Vincere é dividido em duas partes. Na primeira, acompanhamos o encontro e o “romance” entre Mussolini e Ida. As aspas na palavra se devem ao caráter físico e nada amoroso que levou Mussolini a se encontrar diversas vezes com Ida. Enquanto a mulher se entrega totalmente ao amado, o futuro fascista parece apenas usar a moça para o sexo. Filippo Timi retrata Mussolini como um homem de sangue quente, que perde a cabeça ao ver uma bela mulher como Ida, mas que nunca se deixa envolver totalmente por ela. Repare nas expressões de Timi durante os beijos e o sexo. Sempre de olhos abertos, como se estivesse sempre pensando em outra coisa.

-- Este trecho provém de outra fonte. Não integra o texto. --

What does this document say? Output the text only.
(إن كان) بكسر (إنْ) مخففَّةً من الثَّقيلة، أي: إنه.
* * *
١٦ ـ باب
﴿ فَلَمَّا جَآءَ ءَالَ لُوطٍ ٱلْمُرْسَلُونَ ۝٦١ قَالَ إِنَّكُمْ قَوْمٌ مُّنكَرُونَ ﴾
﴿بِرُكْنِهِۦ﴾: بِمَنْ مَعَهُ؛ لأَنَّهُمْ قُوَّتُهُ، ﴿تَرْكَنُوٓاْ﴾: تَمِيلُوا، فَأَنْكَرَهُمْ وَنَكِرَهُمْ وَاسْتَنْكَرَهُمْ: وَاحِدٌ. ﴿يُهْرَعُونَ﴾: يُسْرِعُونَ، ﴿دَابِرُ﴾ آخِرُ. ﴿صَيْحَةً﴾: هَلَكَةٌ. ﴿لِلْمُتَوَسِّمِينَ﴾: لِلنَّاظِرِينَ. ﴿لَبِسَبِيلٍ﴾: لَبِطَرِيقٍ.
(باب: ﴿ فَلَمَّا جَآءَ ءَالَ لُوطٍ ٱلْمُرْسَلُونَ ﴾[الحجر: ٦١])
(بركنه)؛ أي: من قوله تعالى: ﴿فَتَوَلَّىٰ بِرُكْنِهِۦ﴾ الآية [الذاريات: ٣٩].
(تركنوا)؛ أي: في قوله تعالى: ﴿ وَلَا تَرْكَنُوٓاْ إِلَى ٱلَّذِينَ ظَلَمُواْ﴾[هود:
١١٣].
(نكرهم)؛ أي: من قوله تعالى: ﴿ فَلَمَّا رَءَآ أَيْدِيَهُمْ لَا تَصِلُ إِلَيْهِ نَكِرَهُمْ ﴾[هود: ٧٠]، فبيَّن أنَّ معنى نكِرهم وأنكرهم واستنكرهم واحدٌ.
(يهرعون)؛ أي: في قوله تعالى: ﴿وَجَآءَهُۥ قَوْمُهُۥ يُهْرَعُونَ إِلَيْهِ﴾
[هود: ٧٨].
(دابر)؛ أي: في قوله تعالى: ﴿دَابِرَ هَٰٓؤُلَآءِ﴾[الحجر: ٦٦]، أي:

Por outro lado, Ida é toda sentimento. Em seu primeiro encontro com Mussolini, o beijo no escuro, sua mão toca a cabeça ferida do homem, sujando-a de sangue. Aquele sangue, para ela, parece um pacto. Depois daquilo, Ida será somente de Mussolini e de ninguém mais. Visivelmente desequilibrada, Ida não se importa em vender tudo o que possui para ajudar seu homem a montar seu jornal. Giovanna Mezzogiorno não economiza em sua atuação, convencendo totalmente como uma mulher cega pela paixão, que perde totalmente a razão pelo seu sentimento fortíssimo pelo Duce.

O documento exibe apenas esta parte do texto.